A photo of a photocopy of the photo that started me knitting. Sorry I can’t properly credit the original photographer, but my copy of the book is in a box somewhere in a storage locker. Hence the photocopy.
Just as it did with the Folkwear patterns, this story starts in Harvard Square, Cambridge. Sometime near the end of my college career, I ran across the book Creative Dressing by Kaori O’Connor in a store there, saw the picture at the top of this post, and fell in love. It’s the Turkish Carnation Cardigan by Kaffe Fassett, one of two sweaters of his that O’Connor included in her book. (The book is long out of print, but you might be able to get a used copy here or here.)
At the time, I did not know how to knit. And I didn’t know any knitters who loved me enough to make me a sweater in an eleven color, decidedly complex, stranded colorwork pattern. So I shut the book and went on my way. But the sweater stuck in the back of my mind.
A year or so later, sitting around my father’s house with a B.A. in Philosophy and no earthly idea what I was going to do with my life now, I decided to teach myself to knit. I did it deliberately in order to make THE sweater. The one I remembered from the book I had seen in Harvard Square.

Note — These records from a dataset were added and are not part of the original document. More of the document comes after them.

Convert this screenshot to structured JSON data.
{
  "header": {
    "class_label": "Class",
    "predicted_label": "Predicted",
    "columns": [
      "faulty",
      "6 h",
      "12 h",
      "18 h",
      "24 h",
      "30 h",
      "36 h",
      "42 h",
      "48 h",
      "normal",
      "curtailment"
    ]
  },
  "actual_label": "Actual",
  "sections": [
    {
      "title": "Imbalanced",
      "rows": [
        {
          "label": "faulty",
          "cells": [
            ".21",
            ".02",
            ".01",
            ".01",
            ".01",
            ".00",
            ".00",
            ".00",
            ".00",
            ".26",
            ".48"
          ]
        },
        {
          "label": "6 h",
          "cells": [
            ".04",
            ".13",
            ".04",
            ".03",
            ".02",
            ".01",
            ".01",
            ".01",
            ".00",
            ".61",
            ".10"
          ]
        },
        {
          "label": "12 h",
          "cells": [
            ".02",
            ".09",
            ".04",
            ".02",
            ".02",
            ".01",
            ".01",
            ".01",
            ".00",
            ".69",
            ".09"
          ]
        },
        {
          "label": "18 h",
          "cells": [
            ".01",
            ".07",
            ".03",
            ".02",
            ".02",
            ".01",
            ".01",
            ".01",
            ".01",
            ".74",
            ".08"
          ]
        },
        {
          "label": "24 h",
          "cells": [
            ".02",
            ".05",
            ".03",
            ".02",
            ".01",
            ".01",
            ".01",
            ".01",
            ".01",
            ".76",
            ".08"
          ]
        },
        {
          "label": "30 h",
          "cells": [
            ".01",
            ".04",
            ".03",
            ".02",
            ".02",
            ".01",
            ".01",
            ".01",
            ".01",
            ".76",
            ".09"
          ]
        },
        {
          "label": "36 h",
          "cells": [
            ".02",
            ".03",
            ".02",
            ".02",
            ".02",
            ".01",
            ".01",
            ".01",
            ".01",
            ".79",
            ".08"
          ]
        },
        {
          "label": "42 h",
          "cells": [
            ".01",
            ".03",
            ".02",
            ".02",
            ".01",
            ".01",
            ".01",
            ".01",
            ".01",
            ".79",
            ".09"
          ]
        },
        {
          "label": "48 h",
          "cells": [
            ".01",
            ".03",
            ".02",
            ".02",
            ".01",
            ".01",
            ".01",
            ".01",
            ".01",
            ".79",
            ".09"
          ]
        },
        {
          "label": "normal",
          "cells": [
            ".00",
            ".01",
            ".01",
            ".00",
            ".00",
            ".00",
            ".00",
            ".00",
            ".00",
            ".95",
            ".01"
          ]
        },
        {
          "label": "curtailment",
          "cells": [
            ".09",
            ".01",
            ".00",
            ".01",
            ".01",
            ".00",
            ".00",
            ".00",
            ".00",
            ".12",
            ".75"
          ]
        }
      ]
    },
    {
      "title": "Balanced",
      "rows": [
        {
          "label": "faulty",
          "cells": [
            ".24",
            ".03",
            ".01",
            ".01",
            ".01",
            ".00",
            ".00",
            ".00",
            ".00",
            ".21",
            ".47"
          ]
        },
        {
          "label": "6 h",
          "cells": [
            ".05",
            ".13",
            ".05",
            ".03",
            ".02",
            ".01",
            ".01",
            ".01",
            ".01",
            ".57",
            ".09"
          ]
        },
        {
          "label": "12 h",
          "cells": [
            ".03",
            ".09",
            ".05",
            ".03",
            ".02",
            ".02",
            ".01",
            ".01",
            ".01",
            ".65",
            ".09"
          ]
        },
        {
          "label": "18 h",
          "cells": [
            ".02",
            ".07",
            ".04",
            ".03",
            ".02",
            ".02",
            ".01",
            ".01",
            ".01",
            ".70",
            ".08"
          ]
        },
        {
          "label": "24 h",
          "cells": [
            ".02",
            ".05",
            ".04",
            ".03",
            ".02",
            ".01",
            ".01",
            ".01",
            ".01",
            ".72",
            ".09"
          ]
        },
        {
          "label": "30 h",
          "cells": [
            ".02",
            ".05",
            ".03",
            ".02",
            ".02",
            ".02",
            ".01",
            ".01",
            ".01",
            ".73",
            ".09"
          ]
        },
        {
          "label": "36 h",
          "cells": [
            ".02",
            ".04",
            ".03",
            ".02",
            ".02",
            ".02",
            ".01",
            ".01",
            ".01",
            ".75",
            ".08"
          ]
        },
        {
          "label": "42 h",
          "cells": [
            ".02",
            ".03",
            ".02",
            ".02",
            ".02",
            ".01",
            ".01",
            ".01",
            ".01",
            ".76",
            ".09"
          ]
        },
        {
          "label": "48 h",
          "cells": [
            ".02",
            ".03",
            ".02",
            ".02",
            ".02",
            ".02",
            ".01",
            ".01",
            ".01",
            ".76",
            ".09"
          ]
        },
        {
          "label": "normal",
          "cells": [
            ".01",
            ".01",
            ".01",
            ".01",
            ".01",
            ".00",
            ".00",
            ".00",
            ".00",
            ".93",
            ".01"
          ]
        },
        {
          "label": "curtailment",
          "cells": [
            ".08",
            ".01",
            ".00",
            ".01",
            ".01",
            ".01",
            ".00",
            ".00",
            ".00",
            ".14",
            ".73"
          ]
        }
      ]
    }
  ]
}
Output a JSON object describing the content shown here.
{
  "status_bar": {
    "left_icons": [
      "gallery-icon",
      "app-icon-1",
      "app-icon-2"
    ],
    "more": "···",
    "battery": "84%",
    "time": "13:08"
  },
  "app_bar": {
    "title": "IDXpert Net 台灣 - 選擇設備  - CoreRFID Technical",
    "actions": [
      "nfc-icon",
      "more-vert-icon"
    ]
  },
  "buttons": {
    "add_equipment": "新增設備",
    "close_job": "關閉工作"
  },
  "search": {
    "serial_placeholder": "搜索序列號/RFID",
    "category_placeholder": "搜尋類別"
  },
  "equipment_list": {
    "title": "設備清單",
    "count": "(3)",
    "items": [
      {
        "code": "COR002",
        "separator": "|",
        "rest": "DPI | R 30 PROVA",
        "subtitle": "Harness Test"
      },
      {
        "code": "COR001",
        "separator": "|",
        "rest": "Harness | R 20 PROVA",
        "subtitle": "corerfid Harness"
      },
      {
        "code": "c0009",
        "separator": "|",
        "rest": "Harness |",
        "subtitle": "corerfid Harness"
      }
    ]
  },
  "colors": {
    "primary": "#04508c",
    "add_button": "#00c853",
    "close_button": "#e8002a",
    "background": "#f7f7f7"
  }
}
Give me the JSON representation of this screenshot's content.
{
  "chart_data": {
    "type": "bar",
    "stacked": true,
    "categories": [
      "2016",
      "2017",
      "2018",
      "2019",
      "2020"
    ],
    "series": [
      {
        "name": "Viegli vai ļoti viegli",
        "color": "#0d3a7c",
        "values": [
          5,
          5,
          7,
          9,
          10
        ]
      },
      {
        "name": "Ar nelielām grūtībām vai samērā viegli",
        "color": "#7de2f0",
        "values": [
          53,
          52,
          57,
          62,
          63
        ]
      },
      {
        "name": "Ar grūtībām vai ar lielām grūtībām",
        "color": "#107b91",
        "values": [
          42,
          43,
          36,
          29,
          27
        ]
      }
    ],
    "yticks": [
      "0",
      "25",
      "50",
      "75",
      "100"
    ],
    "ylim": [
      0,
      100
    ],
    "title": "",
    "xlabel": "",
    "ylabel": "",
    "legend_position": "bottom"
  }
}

No one in her right mind starts out with colorwork knitting. So I didn’t. I got some royal blue acrylic yarn and a couple of books about knitting and I made myself a (relatively) simple one color sweater. I may have made something before that, but I remember the sweater as the first thing I made, and this is my story, so the sweater it is.
I’m pretty sure I never wore that sweater. Or not more than a few times. It was too long for me and I realized after the fact that I had misread directions on how to make a knit stitch and every single knit stitch in that sweater was actually a twisted knit stitch because I had knit through the back of the loop. Oops.
I added a little bit of colorwork for the next sweater, which was white with an abstract version of a fairisle style yoke – some blobs that were supposed to be flowers. My third sweater was stripes in four colors with a bit of a lace stitch and white diamonds on one of the repeating stripes.
Then I lucked out (or fate intervened) and I found a remaindered copy of O’Connor’s book at a local bookstore. So my fourth sweater was THE sweater. Then I didn’t knit anything for a while, because everything else looked pretty dull after a Kaffe Fassett original.

After I started knitting again, I made a second Kaffe Fassett sweater.
I had THE sweater for about 30 years until it succumbed to time and moths. I didn’t still have any of the original yarn, so I couldn’t repair it. But I’m currently working on version 2.0, my second Turkish Carnation Cardigan. And I still have the story.

Version 2.0 in the works. This time with fourteen colors.